Prawdopodobnie byli też nazbyt zajęci liczeniem pieniędzy. Piotr zaczął
rozpytywać wdowę, która nie wiedziała jeszcze, że jest wdową, czy pieniądze
darowane Kościołowi przez jej męża stanowią rzeczywistą cenę sprzedaży
ziemi — jakkolwiek nie powinno go to było w ogóle obchodzić. Kobieta,
prawdopodobnie ze strachu, odpowiedziała „Tak". Nie chciała też
pewnie powiedzieć nic innego niż to, co być może powiedział jej mąż.
Odpowiedziała zatem: „Tak". Nie powinna była jednak tego czynić, w oka mgnieniu bowiem została także mocą boskiego cudu przeniesiona z życia do wieczności.".

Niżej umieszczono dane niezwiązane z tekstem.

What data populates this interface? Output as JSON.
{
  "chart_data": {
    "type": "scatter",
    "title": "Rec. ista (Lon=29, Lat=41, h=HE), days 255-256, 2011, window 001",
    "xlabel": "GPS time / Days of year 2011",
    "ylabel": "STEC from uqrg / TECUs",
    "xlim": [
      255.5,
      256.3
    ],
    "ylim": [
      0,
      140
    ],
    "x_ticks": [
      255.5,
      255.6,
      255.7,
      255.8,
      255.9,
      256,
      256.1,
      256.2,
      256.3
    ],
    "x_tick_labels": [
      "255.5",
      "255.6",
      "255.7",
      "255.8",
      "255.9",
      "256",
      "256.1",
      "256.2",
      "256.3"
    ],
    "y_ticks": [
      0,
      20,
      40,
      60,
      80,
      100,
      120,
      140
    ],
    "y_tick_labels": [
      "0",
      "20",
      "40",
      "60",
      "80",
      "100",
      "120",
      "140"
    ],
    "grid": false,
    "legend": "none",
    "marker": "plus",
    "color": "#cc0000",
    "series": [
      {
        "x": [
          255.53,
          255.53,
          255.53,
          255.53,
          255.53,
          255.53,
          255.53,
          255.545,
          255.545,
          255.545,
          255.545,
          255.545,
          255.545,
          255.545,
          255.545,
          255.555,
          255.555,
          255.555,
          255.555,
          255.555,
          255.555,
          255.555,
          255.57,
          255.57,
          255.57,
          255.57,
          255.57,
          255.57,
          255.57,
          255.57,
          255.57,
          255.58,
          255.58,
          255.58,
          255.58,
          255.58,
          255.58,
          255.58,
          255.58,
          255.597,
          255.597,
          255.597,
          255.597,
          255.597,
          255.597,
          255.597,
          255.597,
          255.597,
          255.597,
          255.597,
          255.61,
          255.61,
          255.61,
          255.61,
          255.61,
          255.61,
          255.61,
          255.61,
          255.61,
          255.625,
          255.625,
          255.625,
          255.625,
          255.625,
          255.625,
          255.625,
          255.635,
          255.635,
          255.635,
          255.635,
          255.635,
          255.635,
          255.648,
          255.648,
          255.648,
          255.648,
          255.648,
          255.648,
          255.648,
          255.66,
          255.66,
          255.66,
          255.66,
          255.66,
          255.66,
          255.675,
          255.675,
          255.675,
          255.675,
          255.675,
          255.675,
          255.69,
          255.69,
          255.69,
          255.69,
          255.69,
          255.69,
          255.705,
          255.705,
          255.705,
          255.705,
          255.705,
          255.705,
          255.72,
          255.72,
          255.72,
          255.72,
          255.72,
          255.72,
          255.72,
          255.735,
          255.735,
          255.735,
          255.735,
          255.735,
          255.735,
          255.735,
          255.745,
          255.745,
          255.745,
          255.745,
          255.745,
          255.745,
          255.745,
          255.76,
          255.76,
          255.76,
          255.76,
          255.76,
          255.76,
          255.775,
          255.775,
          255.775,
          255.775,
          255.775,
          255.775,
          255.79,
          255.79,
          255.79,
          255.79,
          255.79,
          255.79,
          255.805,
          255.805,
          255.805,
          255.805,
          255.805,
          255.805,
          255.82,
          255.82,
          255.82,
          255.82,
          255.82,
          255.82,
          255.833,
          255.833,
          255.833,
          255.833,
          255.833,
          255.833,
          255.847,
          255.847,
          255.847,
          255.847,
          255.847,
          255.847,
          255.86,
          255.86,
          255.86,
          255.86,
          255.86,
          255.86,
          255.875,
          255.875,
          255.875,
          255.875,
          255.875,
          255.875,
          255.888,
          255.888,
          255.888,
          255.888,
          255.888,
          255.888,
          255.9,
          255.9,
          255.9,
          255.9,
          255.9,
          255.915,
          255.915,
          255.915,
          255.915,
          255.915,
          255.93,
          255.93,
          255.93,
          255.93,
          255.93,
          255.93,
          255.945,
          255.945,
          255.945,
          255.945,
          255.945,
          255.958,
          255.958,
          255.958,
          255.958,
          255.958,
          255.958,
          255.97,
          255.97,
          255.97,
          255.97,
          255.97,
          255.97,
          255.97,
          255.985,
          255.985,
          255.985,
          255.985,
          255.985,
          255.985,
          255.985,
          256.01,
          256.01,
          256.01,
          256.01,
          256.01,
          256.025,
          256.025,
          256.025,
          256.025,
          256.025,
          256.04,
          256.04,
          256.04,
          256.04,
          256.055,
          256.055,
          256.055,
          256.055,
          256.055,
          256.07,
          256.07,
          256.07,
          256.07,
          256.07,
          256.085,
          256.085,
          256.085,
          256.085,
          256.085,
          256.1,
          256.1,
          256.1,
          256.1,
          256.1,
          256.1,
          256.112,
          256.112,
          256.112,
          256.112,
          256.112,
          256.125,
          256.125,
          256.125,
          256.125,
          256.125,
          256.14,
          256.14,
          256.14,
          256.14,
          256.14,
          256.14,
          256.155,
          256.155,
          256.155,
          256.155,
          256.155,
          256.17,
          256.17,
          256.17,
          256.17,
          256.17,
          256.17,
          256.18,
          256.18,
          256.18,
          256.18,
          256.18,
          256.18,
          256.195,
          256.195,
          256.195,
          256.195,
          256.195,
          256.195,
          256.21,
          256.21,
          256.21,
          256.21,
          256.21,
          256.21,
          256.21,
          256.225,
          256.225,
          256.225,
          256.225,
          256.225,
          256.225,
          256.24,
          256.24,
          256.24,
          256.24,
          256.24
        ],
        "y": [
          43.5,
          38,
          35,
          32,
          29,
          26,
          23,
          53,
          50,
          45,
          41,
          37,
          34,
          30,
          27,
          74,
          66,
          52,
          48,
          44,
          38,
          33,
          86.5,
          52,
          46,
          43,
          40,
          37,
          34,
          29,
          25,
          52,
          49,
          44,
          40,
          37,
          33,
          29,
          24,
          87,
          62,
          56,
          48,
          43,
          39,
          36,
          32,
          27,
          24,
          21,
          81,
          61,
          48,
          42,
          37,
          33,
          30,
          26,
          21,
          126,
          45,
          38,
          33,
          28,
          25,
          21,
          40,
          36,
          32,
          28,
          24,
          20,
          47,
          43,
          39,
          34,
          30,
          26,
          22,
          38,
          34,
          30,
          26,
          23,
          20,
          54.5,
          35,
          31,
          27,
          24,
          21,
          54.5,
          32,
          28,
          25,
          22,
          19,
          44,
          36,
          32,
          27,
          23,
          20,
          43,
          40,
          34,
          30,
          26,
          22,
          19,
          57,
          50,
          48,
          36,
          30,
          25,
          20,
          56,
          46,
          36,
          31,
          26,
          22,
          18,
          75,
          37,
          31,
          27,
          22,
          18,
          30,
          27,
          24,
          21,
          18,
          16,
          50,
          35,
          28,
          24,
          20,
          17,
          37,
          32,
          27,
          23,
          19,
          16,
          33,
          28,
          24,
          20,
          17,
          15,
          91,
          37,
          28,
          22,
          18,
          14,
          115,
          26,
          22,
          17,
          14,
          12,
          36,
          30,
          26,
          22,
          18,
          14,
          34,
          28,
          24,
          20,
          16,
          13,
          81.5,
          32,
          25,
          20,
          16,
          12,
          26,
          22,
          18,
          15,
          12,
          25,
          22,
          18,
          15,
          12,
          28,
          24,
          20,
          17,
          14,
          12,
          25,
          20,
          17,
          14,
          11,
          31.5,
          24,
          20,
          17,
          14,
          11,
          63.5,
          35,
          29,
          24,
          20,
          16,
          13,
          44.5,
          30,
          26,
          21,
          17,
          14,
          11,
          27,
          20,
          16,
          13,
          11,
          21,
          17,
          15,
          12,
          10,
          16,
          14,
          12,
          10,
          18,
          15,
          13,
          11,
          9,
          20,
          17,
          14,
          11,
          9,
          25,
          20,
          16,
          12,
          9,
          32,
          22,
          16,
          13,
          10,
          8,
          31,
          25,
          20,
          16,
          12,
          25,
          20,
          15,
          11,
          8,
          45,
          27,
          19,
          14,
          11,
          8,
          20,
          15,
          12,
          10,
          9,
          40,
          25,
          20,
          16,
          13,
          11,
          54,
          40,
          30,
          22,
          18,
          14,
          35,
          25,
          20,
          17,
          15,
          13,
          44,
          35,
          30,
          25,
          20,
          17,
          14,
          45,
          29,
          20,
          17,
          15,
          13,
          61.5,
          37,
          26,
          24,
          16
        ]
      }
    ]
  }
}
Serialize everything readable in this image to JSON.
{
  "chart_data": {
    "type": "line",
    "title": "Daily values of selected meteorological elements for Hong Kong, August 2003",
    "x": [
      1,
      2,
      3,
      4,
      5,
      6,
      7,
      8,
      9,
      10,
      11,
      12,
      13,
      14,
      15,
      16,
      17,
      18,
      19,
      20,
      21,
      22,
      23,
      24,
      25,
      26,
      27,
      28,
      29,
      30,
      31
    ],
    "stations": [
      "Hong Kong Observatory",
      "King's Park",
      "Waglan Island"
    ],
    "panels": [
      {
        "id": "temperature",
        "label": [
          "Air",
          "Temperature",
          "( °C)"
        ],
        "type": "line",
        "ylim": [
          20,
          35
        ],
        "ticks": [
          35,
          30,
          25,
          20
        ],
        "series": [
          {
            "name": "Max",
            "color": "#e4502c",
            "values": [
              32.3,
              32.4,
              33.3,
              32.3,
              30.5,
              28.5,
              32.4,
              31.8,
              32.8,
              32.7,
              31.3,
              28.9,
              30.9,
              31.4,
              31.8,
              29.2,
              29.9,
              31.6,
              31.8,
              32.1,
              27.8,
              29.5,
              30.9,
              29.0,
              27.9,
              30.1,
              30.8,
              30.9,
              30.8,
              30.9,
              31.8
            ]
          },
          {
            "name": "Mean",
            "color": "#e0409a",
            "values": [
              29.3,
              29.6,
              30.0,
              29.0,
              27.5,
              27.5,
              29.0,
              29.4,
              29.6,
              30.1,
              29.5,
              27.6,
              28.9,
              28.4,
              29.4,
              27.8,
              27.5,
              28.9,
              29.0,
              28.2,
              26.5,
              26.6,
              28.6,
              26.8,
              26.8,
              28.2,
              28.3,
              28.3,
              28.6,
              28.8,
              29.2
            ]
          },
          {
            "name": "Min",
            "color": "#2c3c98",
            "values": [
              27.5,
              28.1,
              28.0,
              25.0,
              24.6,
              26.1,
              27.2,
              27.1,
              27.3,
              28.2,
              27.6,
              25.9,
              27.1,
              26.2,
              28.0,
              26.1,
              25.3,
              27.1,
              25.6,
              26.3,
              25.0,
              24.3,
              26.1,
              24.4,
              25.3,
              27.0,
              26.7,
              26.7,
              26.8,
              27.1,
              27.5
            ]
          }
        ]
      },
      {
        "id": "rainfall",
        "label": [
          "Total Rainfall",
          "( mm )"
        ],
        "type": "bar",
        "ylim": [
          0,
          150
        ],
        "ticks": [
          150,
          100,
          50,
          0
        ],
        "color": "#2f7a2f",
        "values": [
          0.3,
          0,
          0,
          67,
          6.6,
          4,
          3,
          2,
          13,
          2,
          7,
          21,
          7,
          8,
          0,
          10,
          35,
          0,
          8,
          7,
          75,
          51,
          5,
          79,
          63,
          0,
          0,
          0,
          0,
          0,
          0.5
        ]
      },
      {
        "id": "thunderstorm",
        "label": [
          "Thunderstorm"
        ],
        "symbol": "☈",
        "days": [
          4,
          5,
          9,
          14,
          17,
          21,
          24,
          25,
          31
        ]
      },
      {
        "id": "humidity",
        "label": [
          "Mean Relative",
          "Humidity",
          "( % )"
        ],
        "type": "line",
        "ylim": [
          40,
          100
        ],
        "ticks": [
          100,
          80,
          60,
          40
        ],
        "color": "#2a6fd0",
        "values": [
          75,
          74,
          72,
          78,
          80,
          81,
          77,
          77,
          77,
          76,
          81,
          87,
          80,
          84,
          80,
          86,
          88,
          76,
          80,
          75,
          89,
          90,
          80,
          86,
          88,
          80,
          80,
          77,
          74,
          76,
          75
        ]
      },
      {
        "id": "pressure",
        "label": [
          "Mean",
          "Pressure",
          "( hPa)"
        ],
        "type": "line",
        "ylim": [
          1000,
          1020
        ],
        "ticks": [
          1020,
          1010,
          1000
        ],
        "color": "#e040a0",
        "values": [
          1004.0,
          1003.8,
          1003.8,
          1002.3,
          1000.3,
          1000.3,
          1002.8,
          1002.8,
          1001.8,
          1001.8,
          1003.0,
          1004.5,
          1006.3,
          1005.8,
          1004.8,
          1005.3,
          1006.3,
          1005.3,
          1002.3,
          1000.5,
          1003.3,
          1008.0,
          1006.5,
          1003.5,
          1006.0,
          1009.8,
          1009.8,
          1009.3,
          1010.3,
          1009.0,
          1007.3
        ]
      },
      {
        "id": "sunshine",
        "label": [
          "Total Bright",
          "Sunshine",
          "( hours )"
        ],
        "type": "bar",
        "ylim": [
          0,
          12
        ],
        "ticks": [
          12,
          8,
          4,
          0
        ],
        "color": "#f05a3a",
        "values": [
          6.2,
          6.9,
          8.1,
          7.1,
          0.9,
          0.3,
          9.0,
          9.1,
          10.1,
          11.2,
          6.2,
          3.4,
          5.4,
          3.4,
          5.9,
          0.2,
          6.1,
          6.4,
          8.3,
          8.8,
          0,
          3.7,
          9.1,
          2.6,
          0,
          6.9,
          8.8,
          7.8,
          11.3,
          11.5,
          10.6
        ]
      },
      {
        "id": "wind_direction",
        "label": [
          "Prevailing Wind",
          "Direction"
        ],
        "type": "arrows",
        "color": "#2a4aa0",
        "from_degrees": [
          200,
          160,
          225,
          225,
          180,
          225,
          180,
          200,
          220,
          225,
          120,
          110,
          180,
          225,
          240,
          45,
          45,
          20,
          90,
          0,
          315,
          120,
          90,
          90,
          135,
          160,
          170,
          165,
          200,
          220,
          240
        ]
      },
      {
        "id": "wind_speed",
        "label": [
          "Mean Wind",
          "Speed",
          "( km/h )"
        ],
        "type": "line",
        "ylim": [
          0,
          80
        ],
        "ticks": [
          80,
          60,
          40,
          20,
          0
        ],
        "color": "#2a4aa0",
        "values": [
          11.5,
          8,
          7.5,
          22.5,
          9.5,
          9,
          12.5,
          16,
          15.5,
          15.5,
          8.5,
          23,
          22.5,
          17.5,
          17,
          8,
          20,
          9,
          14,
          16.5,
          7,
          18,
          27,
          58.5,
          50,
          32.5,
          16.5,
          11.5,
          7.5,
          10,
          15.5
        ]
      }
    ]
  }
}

Również pierwsi Ojcowie Kościoła poświadczają, że wspólnota komunistyczna
jest naturalna dla chrześcijaństwa. Około 200 r. pisał o tym Tertulian: "Nie
ustaje on [Jezus] w określaniu biedoty jako ludzi sprawiedliwych i z góry
potępia bogatych" (De patientiae 7). Jego zdaniem zajmowanie się handlem
nie przystoi zatem prawdziwemu chrześcijaninowi (polska szlachta odnosiła to do swego
stanu). Gdzie indziej pisze: "Tak
więc, skoro jesteśmy związani ze sobą głęboką więzią duchową, nie
bronimy się przed ewentualnością podzielenia się naszym majątkiem. Wszystko — oprócz kobiet — jest u nas wspólne" (Obrona
chrześcijaństwa 39). Warto zauważyć, że skoro Tertulian zaznaczył, że
kobiety nie są u nich wspólne, musiał więc znać taką sytuację. I faktycznie. Istniały chrześcijańskie gminy w których występowała również
wspólnota kobiet, np. nikolaici w Azji Mniejszej, o których wspomina
m.in. Apokalipsa Jana:
"Aniołowi Kościoła w Efezie napisz: To mówi Ten, który trzyma w prawej ręce siedem gwiazd, Ten, który się przechadza wśród siedmiu złotych świeczników:
Znam twoje czyny: trud i twoją wytrwałość, i to że złych nie możesz znieść [mowa o nikolaitach — przyp.], i że próbie poddałeś tych, którzy zwą samych siebie apostołami, a nimi nie są, i żeś ich znalazł kłamcami. Ty masz wytrwałość: i zniosłeś cierpienie
dla imienia mego — niezmordowany. Ale mam przeciw tobie to, że odstąpiłeś od twej
pierwotnej miłości. Pamiętaj więc, skąd spadłeś, i nawróć się, i pierwsze czyny podejmij !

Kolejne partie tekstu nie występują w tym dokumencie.